Sedangkan pada orang dewasa, gejala hiperaktivitas ditandai dengan:
  • Sama seperti Anak-anak, orang dewasa yang hiperaktif juga akan berperilaku impulsif dan sangat sulit untuk berkonsentrasi.
  • Pelupa atau bahkan kesulitan untuk merekam informasi seperti nama orang, tanggal, alamat, dan nomor penting.
  • Meskipun dalam perhatian pendek, mereka sering kehilangan fokus.

Penyebab Hiperaktivitas

Setelah mengenali gejalanya, Anda juga harus tahu penyebabnya. Secara umum, penyebab hiperantivitas pada anak disebabkan oleh gangguan psikologis atau bisa juga dikarenakan adanya gangguan pada otak dan saraf pusatnya. Disamping itu, anak hiperaktif bisa juga dilator belakangi oleh adanya gangguan defisit atensi atau ADHD dan juga hipertiroidisme. Baca: Inilah 10 Cara Mengatasi Anak yang Bandel

Untuk anak hiperaktif yang disebabkan oleh gangguan psikologis, sangat disarankan untuk melakukan terapi kognitif dan pengobatan oleh spesialis kesehatan mental. Semakin dini Anda membawa anak hiperaktif ke spesialis kesehatan mental maka, kesempatan untuk memberikan masa depan yang cerah juga akan semakin terbuka.

Setali tiga uang, hiperaktivitas pada anak yang dipengaruhi oleh gangguan otak, gangguan saraf, atau gangguan tiroid, Anda juga harus segera membawanya ke dokter saraf agar dilakukan penanganan yang tepat.
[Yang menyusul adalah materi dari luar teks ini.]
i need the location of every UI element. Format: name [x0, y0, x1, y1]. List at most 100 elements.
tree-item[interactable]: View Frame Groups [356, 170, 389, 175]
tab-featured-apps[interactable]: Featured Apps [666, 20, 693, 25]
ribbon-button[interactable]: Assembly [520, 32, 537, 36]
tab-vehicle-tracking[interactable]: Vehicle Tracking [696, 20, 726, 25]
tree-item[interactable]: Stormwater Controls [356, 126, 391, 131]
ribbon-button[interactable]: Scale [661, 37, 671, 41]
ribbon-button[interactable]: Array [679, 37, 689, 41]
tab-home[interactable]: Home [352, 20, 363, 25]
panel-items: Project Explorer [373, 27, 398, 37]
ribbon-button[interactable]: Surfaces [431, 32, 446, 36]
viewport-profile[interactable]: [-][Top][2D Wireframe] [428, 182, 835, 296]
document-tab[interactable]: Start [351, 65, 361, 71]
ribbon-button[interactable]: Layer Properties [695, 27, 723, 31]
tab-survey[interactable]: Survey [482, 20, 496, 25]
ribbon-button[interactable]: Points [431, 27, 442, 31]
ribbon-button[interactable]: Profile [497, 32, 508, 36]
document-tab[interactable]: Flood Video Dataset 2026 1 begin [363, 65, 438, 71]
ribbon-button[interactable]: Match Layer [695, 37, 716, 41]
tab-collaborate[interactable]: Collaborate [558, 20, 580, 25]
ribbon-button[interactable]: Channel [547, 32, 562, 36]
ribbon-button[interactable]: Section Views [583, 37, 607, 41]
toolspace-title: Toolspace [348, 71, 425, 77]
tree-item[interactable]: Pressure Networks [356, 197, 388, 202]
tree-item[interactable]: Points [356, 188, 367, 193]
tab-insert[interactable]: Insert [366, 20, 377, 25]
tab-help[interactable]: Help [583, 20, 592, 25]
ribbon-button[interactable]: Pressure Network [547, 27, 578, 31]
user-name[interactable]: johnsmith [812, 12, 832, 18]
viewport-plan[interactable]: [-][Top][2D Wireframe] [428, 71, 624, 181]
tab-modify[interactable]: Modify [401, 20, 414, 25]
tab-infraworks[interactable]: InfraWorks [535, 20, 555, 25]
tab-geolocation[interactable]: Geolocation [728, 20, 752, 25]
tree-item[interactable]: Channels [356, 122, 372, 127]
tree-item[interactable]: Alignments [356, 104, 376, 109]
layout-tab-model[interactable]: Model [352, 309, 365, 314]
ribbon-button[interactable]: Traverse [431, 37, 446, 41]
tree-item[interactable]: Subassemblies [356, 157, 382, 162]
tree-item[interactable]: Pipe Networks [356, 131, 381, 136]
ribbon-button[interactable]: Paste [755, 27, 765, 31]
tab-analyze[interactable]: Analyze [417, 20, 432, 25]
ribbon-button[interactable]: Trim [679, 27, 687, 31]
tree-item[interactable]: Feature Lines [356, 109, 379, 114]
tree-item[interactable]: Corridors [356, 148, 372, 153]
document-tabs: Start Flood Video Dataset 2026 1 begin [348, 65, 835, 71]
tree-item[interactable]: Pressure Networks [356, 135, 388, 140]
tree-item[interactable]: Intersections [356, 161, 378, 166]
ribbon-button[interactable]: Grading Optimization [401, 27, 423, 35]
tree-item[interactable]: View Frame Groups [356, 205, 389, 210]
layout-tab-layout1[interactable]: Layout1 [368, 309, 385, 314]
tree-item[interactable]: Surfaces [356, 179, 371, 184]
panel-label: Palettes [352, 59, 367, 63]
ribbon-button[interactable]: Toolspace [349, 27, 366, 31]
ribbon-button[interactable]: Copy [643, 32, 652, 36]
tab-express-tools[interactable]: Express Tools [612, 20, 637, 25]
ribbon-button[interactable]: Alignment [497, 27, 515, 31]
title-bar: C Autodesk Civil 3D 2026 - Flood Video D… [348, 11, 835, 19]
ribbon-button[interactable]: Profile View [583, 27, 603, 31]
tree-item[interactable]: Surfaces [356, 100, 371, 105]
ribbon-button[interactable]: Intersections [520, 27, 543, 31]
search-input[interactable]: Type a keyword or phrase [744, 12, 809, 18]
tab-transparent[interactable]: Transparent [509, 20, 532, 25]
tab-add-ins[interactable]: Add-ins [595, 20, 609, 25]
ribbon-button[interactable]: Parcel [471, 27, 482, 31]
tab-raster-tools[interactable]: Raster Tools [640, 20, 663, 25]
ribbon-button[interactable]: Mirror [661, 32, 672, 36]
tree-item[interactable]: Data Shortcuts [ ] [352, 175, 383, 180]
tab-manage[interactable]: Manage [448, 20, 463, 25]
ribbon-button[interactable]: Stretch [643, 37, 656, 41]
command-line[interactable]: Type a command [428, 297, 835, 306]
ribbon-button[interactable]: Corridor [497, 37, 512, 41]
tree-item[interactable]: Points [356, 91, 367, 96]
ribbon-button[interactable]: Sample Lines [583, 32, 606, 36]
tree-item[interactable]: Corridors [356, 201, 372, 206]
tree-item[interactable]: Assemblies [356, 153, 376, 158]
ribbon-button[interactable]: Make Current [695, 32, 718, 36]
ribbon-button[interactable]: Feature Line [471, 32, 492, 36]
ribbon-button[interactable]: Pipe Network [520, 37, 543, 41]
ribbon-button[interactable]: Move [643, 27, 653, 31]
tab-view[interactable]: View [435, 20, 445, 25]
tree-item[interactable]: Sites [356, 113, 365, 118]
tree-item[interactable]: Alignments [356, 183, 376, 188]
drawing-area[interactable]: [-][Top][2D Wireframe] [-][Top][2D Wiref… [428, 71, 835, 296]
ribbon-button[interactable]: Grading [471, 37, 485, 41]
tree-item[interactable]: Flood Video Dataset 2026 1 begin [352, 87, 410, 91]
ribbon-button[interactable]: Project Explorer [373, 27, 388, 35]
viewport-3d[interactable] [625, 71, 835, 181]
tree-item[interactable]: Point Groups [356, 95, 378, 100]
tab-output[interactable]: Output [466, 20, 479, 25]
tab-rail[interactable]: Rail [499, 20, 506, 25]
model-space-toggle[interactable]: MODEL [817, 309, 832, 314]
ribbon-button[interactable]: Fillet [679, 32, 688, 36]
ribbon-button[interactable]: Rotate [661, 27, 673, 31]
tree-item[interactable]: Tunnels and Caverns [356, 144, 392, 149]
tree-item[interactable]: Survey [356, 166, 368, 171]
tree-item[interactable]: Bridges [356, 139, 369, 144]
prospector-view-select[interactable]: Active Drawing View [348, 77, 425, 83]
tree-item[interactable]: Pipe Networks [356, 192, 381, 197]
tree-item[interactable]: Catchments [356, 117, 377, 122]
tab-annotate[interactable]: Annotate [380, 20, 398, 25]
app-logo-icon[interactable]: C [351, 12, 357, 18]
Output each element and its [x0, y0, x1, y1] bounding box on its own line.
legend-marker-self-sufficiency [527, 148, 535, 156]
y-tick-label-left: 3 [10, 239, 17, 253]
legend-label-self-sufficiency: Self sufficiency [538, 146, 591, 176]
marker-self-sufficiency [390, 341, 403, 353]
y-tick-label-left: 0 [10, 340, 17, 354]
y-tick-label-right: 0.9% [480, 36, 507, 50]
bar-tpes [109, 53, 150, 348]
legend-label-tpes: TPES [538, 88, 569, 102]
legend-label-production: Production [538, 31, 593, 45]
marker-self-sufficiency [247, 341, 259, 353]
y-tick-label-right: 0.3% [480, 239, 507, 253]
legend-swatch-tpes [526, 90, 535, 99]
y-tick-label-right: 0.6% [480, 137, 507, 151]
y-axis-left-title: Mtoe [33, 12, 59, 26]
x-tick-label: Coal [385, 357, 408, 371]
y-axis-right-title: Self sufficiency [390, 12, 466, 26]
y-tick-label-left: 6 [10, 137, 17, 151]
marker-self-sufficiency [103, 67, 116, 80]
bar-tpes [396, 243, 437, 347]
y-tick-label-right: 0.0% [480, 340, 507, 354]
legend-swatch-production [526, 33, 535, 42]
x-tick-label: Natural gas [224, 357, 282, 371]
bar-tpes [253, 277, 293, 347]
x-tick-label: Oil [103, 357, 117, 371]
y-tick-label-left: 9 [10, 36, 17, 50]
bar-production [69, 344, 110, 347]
Cara Mengatasi Anak Hiperaktif

Menghadapi anak hiperaktif memang gampang-gampang susah. Perlu kesabaran dan dukungan dari orang-orang disekitar, terutama orang tua. Berikut akan kami berikan tips bagaimana cara mengatasi anak yang hiperaktif:

1. Mengatur Pola Hidup Anak Dengan Disiplin

Anak hiperaktif sang sulit untuk fokus terhadap satu pekerjaan yang ia lakukan. Oleh karena itu, peran orang tua dalam mengatur pola hidup anak agar disiplin sangat dibutuhkan. Beri ia tugas dengan jelas dan terstruktur agar ia bisa fokus menyelesaikannya satu persatu. Selain itu, anak dengan hiperaktivitas juga akan merasa gelisah ketika dia tidak tahu apa yang harus dilakukan. Maka dari itu, bimbingan Anda sebagai orang tua sangat penting sekali.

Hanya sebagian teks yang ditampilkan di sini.